Former Lord's Resistance Army (LRA) commander Dominic Ongwen on Jan. 26 made his first appearance before the International Criminal Court (ICC). The pre-trial hearing was brief as Ongwen simply had to confirm his identity and that he clearly understood the charges against him. During his hearing, Ongwen thanked God and referred to himself as a former soldier saying that he "was abducted in 1988 and...taken to the bush when [he] was 14 years old." He spoke in Acholi, his native language. Ongwen faces three counts of crimes against humanity: murder, enslavement, and inhumane acts of inflicting serious bodily injury and suffering; and four counts of war crimes: murder, cruel treatment of civilians, intentionally directing an attack against a civilian population, and pillaging. A pre-trial confirmation of charges hearing has been scheduled for August. This hearing will determine whether there is sufficient evidence to establish substantial grounds to believe that Ongwen committed each of the crimes with which he is charged. The ICC took legal custody of Ongwen in Central African Republic's capital Bangui earlier this month.
After days of discussions, the Ugandan military decided on Jan. 13 to send Dominic Ongwen, a rebel leader with the Lord's Resistance Army (LRA), to trial in the International Criminal Court (ICC) for war crimes and crimes against humanity. The ICC has sought to try Ongwen, who is thought to be the second-in-command to Joseph Kony, since 2005 when an initial warrant of arrest was issued. He is accused of enslavement and directing attacks against civilian populations, among other charges, for his actions in the early 2000's in which thousands were killed and children abducted to be used as soldiers or sold as sex slaves.
The UN published a report (PDF) Jan. 8 finding that acts committed in the Central African Republic (CAR) constituted war crimes and crimes against humanity, but not genocide. The report summarized the investigation of the situation in the CAR, which began in December 2013. The purpose of the investigation was to identify and hold accountable perpetrators of violations against humanitarian law. The report states that holding perpetrators accountable will help bring an end to impunity in the CAR, which contributed to the cycle of violence in the country.

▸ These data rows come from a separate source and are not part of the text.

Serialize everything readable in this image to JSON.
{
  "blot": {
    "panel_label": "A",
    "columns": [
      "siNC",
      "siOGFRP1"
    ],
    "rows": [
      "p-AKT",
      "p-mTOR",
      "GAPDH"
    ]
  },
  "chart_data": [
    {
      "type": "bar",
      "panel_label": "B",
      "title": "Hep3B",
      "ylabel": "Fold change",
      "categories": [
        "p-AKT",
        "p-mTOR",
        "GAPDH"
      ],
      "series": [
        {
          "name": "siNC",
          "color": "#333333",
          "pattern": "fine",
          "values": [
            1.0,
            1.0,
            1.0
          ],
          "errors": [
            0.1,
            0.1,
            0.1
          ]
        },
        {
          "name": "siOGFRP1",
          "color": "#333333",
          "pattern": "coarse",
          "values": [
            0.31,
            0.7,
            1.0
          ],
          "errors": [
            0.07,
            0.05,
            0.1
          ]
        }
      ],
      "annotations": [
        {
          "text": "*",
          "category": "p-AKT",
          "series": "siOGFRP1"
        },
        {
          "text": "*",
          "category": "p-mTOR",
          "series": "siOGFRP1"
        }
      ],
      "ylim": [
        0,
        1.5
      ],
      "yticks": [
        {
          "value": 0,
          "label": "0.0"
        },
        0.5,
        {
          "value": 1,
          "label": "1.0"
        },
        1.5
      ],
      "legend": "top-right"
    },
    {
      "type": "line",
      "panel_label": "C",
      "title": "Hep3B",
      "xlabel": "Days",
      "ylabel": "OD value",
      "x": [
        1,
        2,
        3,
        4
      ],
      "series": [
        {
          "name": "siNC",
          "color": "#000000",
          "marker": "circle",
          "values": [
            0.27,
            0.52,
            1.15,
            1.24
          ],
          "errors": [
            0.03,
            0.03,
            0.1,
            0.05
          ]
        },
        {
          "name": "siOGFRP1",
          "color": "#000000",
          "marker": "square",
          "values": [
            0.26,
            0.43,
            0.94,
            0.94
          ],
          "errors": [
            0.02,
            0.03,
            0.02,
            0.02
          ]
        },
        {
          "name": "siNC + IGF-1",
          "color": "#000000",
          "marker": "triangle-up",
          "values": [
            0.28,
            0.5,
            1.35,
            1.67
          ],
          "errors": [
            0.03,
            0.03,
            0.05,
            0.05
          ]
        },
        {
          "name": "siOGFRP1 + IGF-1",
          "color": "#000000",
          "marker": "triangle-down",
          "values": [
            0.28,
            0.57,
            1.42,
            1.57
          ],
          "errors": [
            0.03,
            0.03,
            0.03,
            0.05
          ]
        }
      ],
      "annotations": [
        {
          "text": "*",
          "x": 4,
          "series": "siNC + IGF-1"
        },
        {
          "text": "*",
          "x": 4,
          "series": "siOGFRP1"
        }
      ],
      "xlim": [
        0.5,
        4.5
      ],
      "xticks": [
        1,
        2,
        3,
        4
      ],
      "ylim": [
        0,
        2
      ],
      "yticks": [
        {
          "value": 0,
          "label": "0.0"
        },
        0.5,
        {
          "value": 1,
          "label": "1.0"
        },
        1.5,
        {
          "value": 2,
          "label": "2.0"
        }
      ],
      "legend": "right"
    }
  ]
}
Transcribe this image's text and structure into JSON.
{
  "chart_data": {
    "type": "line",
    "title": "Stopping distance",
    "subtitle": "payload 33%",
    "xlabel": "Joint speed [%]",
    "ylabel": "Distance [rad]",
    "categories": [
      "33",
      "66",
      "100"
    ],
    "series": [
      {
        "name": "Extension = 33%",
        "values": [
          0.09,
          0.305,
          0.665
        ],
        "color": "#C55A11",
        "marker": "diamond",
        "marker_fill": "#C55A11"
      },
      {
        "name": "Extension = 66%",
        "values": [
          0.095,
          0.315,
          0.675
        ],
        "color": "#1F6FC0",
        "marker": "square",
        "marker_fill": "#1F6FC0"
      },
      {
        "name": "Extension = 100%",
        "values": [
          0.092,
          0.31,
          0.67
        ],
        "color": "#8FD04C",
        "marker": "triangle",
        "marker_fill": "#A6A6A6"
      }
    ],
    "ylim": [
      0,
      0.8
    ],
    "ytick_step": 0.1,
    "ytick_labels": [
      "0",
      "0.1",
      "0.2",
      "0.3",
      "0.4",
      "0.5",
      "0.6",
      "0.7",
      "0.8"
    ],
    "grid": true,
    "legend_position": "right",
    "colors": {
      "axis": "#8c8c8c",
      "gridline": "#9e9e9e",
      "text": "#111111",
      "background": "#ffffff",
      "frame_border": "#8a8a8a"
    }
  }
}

The report identifies the responsible actors as members of the CAR Armed Forces under President Francois Bozizé and the principal militia groups Séléka and anti-Balaka. While the report concludes that the crimes committed do not meet the threshold required to be considered genocide, it holds the principal actors responsible for serious humanitarian offenses including rape and the ethnic cleansing of the Muslim population.